Mafia can also be played online. Games can be played on IRC channels, where a bot assumes the role of a game moderator and the interaction of players is conducted via textual communication. Being that IRC is cumbersome and not a widespread way of communication, these Mafia games are restricted to limited number of people. Since 2008, many other Mafia game sites were formed. These sites are attempts at reproducing the live Mafia games, and the duration and the mechanics of the games are about the same as when the game is played traditionally.

Playing mafia-like games online opens a possibility long lasting games, such as the ones on forums. In such games, one day in real life usually corresponds to one day within the game. So players log in each morning to see who was killed during the night phase.

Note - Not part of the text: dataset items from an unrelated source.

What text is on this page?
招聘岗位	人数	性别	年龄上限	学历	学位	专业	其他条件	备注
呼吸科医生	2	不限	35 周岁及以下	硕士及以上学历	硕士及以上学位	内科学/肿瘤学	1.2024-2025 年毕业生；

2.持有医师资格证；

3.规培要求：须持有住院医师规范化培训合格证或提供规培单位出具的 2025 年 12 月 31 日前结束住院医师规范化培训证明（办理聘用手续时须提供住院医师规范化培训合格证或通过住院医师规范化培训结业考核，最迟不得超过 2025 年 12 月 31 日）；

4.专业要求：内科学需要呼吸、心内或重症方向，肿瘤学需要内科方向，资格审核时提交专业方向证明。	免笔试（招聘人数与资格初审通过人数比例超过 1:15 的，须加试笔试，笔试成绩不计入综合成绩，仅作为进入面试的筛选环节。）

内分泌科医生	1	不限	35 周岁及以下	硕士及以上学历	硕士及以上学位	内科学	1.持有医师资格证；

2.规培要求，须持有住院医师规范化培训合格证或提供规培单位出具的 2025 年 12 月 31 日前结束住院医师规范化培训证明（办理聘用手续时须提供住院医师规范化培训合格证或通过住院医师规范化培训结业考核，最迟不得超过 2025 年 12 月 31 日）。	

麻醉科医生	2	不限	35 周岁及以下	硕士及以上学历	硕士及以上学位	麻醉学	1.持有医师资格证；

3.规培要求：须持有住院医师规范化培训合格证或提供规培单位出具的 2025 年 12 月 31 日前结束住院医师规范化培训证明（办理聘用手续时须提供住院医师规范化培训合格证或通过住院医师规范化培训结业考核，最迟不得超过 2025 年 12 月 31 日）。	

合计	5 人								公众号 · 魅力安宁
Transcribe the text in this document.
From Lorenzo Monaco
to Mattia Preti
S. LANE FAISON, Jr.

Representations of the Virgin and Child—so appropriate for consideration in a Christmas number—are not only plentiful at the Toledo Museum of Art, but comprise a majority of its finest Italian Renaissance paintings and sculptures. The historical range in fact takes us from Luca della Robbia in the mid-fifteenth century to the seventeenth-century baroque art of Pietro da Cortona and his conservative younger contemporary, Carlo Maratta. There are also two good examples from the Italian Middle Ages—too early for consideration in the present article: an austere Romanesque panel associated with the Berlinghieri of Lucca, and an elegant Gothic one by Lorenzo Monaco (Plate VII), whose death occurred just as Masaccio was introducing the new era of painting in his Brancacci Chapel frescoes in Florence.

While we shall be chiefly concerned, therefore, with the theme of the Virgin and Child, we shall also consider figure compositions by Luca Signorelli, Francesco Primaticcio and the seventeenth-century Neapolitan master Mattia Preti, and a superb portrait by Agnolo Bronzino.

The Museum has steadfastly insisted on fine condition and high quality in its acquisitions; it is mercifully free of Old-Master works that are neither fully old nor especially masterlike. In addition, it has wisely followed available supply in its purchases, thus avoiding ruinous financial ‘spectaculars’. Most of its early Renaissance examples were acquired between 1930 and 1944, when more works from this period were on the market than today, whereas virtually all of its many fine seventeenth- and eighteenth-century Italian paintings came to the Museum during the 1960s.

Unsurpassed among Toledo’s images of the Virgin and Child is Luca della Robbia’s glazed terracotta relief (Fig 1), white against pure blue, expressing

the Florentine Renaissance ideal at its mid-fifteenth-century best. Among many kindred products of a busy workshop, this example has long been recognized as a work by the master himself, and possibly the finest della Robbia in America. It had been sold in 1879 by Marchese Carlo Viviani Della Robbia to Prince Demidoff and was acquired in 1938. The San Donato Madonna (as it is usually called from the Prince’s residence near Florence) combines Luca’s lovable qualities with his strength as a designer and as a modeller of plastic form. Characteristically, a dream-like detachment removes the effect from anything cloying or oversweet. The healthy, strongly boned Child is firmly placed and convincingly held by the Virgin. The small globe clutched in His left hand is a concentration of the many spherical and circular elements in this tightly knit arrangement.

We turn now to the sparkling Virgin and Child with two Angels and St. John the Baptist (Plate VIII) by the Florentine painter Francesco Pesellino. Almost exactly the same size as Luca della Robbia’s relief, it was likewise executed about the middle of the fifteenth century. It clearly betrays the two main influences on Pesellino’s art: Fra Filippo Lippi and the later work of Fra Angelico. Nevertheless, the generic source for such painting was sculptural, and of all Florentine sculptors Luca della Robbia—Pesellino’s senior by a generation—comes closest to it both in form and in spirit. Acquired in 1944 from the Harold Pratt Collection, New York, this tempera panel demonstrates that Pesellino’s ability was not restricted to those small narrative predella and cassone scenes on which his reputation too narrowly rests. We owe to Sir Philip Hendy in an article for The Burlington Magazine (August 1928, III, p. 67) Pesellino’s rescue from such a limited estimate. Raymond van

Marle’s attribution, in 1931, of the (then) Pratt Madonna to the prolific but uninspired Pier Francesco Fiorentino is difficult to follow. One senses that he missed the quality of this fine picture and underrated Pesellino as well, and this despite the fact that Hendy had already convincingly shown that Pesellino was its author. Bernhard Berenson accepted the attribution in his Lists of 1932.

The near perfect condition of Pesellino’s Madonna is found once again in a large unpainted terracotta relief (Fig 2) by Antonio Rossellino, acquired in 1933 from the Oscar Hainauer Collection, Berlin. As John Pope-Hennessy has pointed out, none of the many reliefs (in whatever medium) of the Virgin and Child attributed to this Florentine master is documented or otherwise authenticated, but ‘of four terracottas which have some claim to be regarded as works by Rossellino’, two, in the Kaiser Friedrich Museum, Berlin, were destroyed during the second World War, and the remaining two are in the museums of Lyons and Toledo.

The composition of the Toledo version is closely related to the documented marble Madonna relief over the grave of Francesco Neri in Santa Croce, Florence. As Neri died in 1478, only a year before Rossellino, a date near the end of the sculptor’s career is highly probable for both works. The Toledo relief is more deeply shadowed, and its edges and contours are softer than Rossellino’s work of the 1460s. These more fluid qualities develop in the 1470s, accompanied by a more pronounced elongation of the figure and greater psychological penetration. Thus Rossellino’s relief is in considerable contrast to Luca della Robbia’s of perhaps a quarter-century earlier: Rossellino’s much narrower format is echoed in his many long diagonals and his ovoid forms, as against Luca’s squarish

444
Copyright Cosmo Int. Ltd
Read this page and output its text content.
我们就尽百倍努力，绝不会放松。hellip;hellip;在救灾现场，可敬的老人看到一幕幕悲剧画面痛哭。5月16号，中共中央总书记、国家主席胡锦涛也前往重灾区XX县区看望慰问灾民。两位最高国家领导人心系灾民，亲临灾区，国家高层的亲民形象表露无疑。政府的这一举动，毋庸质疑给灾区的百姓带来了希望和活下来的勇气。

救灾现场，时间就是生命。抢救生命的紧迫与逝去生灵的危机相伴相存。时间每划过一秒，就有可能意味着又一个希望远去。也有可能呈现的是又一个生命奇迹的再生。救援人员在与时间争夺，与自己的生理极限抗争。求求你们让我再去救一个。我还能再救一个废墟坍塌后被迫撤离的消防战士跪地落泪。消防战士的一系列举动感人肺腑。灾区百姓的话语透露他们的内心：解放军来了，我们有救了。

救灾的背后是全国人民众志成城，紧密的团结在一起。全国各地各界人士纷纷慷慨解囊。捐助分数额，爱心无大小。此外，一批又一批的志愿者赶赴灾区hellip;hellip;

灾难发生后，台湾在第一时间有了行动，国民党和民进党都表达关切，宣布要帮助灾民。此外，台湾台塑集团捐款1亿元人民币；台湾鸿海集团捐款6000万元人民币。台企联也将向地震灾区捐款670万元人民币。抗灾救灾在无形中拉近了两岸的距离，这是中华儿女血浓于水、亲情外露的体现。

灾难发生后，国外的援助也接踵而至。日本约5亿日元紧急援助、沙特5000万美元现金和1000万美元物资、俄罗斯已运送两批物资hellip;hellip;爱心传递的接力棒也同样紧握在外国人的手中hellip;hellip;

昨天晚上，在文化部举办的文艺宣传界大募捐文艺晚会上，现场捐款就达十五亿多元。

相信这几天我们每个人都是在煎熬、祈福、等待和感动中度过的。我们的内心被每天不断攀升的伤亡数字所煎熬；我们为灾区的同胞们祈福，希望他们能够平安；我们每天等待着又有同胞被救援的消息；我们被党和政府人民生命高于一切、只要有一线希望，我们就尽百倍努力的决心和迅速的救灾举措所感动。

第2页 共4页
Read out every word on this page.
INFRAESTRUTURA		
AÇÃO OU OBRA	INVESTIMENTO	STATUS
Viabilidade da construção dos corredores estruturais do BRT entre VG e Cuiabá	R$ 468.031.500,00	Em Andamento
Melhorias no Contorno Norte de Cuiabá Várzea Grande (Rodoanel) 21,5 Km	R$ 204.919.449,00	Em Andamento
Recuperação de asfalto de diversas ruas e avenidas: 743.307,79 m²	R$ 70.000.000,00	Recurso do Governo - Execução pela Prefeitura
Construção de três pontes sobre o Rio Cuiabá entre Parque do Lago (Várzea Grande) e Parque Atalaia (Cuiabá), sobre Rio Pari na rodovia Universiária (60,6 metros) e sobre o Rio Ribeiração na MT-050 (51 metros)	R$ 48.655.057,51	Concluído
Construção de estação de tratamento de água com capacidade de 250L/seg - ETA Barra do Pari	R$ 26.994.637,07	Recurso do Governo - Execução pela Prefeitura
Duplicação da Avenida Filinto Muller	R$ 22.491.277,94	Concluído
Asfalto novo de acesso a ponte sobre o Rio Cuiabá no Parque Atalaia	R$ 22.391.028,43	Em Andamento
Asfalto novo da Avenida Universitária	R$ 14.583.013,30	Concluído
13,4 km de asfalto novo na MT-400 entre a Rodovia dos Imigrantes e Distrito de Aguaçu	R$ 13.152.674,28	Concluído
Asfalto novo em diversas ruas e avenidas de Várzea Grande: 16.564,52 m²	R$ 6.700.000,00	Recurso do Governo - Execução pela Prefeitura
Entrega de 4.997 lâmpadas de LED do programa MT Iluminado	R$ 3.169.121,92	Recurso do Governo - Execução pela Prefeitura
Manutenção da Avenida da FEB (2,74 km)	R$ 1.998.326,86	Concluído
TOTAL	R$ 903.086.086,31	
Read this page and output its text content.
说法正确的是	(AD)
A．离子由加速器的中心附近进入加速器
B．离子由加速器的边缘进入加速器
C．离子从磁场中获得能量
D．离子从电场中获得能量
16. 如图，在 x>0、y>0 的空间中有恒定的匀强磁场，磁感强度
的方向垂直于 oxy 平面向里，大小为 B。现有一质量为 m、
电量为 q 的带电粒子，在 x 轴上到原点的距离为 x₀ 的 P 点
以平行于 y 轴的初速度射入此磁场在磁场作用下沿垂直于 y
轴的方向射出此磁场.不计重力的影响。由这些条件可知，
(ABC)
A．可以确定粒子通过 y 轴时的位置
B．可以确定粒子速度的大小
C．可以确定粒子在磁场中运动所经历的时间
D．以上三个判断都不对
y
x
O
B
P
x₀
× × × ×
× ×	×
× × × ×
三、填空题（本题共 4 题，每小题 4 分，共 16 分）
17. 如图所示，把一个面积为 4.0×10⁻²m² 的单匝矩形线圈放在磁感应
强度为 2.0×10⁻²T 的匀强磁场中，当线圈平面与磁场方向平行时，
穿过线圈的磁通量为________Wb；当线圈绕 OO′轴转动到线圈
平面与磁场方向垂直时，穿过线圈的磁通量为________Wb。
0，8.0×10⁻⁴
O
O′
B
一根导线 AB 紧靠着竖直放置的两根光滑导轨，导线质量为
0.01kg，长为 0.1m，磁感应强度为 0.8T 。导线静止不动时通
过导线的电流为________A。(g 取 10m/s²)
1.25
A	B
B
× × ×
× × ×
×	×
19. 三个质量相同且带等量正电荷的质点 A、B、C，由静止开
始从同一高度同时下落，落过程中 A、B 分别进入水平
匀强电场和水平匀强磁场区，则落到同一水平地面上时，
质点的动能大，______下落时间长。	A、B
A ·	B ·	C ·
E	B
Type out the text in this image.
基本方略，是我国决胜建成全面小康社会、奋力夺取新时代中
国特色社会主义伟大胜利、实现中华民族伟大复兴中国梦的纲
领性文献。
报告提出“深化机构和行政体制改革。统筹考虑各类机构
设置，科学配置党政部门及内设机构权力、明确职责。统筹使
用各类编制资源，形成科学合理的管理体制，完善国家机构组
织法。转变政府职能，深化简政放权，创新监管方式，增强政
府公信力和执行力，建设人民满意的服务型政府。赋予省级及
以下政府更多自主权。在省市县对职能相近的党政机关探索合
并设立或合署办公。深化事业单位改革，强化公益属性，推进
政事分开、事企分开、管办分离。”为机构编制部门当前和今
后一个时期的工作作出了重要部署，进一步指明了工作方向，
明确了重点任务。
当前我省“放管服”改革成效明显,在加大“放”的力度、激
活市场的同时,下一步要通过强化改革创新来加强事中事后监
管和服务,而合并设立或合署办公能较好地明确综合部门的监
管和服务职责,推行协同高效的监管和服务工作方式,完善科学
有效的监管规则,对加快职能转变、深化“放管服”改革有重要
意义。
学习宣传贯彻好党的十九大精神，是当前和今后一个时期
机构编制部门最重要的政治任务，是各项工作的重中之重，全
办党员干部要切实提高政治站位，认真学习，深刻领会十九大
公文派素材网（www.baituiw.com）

The online games have several advantages. There is no need to gather many people in the same room, so organizing and playing a game of Mafia is faster and more convenient. Removing the human moderator and the need for players to close their eyes removes the possibility of accidental reveals of information. Online play also allows role mechanics which would be too cumbersome to use in a physical version of the game.

A drawback of online play is the lack of direct face-to-face communication, which many consider the most important aspect of Mafia. Some sites organize Mafia games with web cams, so that the face-to-face communication is preserved. The long lasting online mafia games that are usually played via online forums do not necessarily have this drawback. It is merely a correlation that people who communicate via forums usually do not know each other in real life.

In a traditional Mafia game, all of the players are in one room. There is no way to communicate with another player in private. With online games, this is not the case. Many Mafia game forums and game sites have rules that mandate that only one channel of communication must be used for all game related discussion. Thus forbidding the use of alternative channels for discussing the game. These rules are obviously only declarative as there is no way of enforcing them efficiently. It is especially difficult to enforce such prohibiting rules during long games on players that communicate with each other in person in real life. All forums support different kind of game setups, so it is feasible to organize a forum game without the restrictions on private messaging.

Private communication problem comes to light especially in trying to prevent "dead" players from participating in the game. Most online games consider this a breach of rules. Since, in general case, this breach of rules cannot be proven, the gameplay of most sites depends heavily on players' honesty and integrity.